Two boys and their father are balance on a seesaw. The father, 70kg, sits on one end 0.65m from the center of the seesaw while the two boys sit together on the other end. If each boy weighs 30kg, where should they sit?
To be balanced the angular acceleration must be equal (but opposite).
α = mg/r
So: m_b/r_b = m_f/r_f
.: r_b = (60)(0.65)/(70) ≈ 0.56m
actually, it is angular torque, not acceleation that is balanced. Hopefully, the acceleration is zero.
To find out where the two boys should sit on the seesaw, we need to consider the torque acting on each end of the seesaw.
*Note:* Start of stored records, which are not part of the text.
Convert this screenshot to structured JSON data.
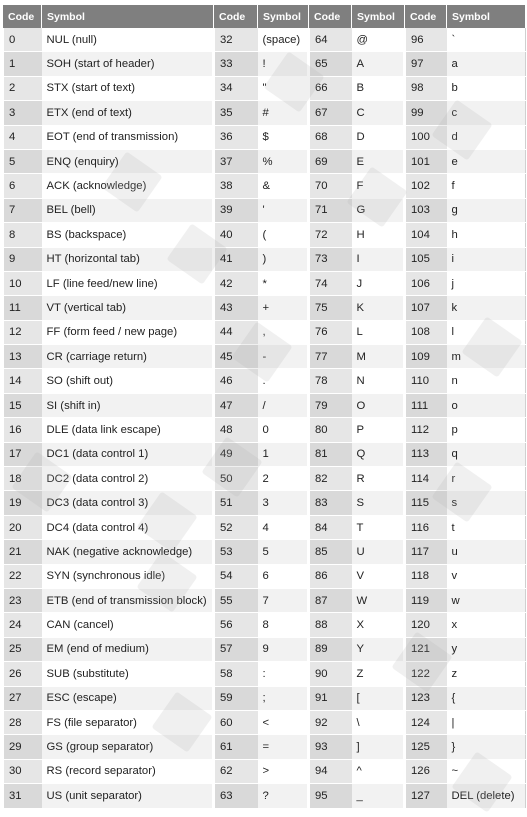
{
  "headers": {
    "code": "Code",
    "symbol": "Symbol"
  },
  "colors": {
    "header_bg": "#7f7f7f",
    "header_text": "#ffffff",
    "code_bg": "#e6e6e6",
    "row_alt_bg": "#f2f2f2"
  },
  "rows": [
    {
      "c1": "0",
      "s1": "NUL (null)",
      "c2": "32",
      "s2": "(space)",
      "c3": "64",
      "s3": "@",
      "c4": "96",
      "s4": "`"
    },
    {
      "c1": "1",
      "s1": "SOH (start of header)",
      "c2": "33",
      "s2": "!",
      "c3": "65",
      "s3": "A",
      "c4": "97",
      "s4": "a"
    },
    {
      "c1": "2",
      "s1": "STX (start of text)",
      "c2": "34",
      "s2": "\"",
      "c3": "66",
      "s3": "B",
      "c4": "98",
      "s4": "b"
    },
    {
      "c1": "3",
      "s1": "ETX (end of text)",
      "c2": "35",
      "s2": "#",
      "c3": "67",
      "s3": "C",
      "c4": "99",
      "s4": "c"
    },
    {
      "c1": "4",
      "s1": "EOT (end of transmission)",
      "c2": "36",
      "s2": "$",
      "c3": "68",
      "s3": "D",
      "c4": "100",
      "s4": "d"
    },
    {
      "c1": "5",
      "s1": "ENQ (enquiry)",
      "c2": "37",
      "s2": "%",
      "c3": "69",
      "s3": "E",
      "c4": "101",
      "s4": "e"
    },
    {
      "c1": "6",
      "s1": "ACK (acknowledge)",
      "c2": "38",
      "s2": "&",
      "c3": "70",
      "s3": "F",
      "c4": "102",
      "s4": "f"
    },
    {
      "c1": "7",
      "s1": "BEL (bell)",
      "c2": "39",
      "s2": "'",
      "c3": "71",
      "s3": "G",
      "c4": "103",
      "s4": "g"
    },
    {
      "c1": "8",
      "s1": "BS (backspace)",
      "c2": "40",
      "s2": "(",
      "c3": "72",
      "s3": "H",
      "c4": "104",
      "s4": "h"
    },
    {
      "c1": "9",
      "s1": "HT (horizontal tab)",
      "c2": "41",
      "s2": ")",
      "c3": "73",
      "s3": "I",
      "c4": "105",
      "s4": "i"
    },
    {
      "c1": "10",
      "s1": "LF (line feed/new line)",
      "c2": "42",
      "s2": "*",
      "c3": "74",
      "s3": "J",
      "c4": "106",
      "s4": "j"
    },
    {
      "c1": "11",
      "s1": "VT (vertical tab)",
      "c2": "43",
      "s2": "+",
      "c3": "75",
      "s3": "K",
      "c4": "107",
      "s4": "k"
    },
    {
      "c1": "12",
      "s1": "FF (form feed / new page)",
      "c2": "44",
      "s2": ",",
      "c3": "76",
      "s3": "L",
      "c4": "108",
      "s4": "l"
    },
    {
      "c1": "13",
      "s1": "CR (carriage return)",
      "c2": "45",
      "s2": "-",
      "c3": "77",
      "s3": "M",
      "c4": "109",
      "s4": "m"
    },
    {
      "c1": "14",
      "s1": "SO (shift out)",
      "c2": "46",
      "s2": ".",
      "c3": "78",
      "s3": "N",
      "c4": "110",
      "s4": "n"
    },
    {
      "c1": "15",
      "s1": "SI (shift in)",
      "c2": "47",
      "s2": "/",
      "c3": "79",
      "s3": "O",
      "c4": "111",
      "s4": "o"
    },
    {
      "c1": "16",
      "s1": "DLE (data link escape)",
      "c2": "48",
      "s2": "0",
      "c3": "80",
      "s3": "P",
      "c4": "112",
      "s4": "p"
    },
    {
      "c1": "17",
      "s1": "DC1 (data control 1)",
      "c2": "49",
      "s2": "1",
      "c3": "81",
      "s3": "Q",
      "c4": "113",
      "s4": "q"
    },
    {
      "c1": "18",
      "s1": "DC2 (data control 2)",
      "c2": "50",
      "s2": "2",
      "c3": "82",
      "s3": "R",
      "c4": "114",
      "s4": "r"
    },
    {
      "c1": "19",
      "s1": "DC3 (data control 3)",
      "c2": "51",
      "s2": "3",
      "c3": "83",
      "s3": "S",
      "c4": "115",
      "s4": "s"
    },
    {
      "c1": "20",
      "s1": "DC4 (data control 4)",
      "c2": "52",
      "s2": "4",
      "c3": "84",
      "s3": "T",
      "c4": "116",
      "s4": "t"
    },
    {
      "c1": "21",
      "s1": "NAK (negative acknowledge)",
      "c2": "53",
      "s2": "5",
      "c3": "85",
      "s3": "U",
      "c4": "117",
      "s4": "u"
    },
    {
      "c1": "22",
      "s1": "SYN (synchronous idle)",
      "c2": "54",
      "s2": "6",
      "c3": "86",
      "s3": "V",
      "c4": "118",
      "s4": "v"
    },
    {
      "c1": "23",
      "s1": "ETB (end of transmission block)",
      "c2": "55",
      "s2": "7",
      "c3": "87",
      "s3": "W",
      "c4": "119",
      "s4": "w"
    },
    {
      "c1": "24",
      "s1": "CAN (cancel)",
      "c2": "56",
      "s2": "8",
      "c3": "88",
      "s3": "X",
      "c4": "120",
      "s4": "x"
    },
    {
      "c1": "25",
      "s1": "EM (end of medium)",
      "c2": "57",
      "s2": "9",
      "c3": "89",
      "s3": "Y",
      "c4": "121",
      "s4": "y"
    },
    {
      "c1": "26",
      "s1": "SUB (substitute)",
      "c2": "58",
      "s2": ":",
      "c3": "90",
      "s3": "Z",
      "c4": "122",
      "s4": "z"
    },
    {
      "c1": "27",
      "s1": "ESC (escape)",
      "c2": "59",
      "s2": ";",
      "c3": "91",
      "s3": "[",
      "c4": "123",
      "s4": "{"
    },
    {
      "c1": "28",
      "s1": "FS (file separator)",
      "c2": "60",
      "s2": "<",
      "c3": "92",
      "s3": "\\",
      "c4": "124",
      "s4": "|"
    },
    {
      "c1": "29",
      "s1": "GS (group separator)",
      "c2": "61",
      "s2": "=",
      "c3": "93",
      "s3": "]",
      "c4": "125",
      "s4": "}"
    },
    {
      "c1": "30",
      "s1": "RS (record separator)",
      "c2": "62",
      "s2": ">",
      "c3": "94",
      "s3": "^",
      "c4": "126",
      "s4": "~"
    },
    {
      "c1": "31",
      "s1": "US (unit separator)",
      "c2": "63",
      "s2": "?",
      "c3": "95",
      "s3": "_",
      "c4": "127",
      "s4": "DEL (delete)"
    }
  ]
}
Torque is calculated by multiplying the force applied by the distance from the pivot point (in this case, the center of the seesaw). If the seesaw is balanced, the total torque acting on both ends should be equal.
Let's determine the torque acting on the father's side first. The force exerted by the father is his weight, which is 70 kg. The distance from the center of the seesaw is given as 0.65 m. So, the torque on the father's side is:
Torque = Force * Distance
Torque = 70 kg * 0.65 m
Torque = 45.5 Nm
Since the seesaw is balanced, the torque on the boys' side should be the same. Let's denote the distance the boys sit from the center of the seesaw as "x".
The total weight of the boys is 30 kg + 30 kg = 60 kg. So, the force exerted by the boys is 60 kg.
Now we can set up an equation to find the value of "x":
Torque on Boys' side = Torque on Father's side
Force * Distance = 45.5 Nm
60 kg * x = 45.5 Nm
60x = 45.5
x = 45.5 / 60
x = 0.758 m
Therefore, the two boys should sit together at a distance of approximately 0.758 meters from the center of the seesaw in order to balance the seesaw with their father.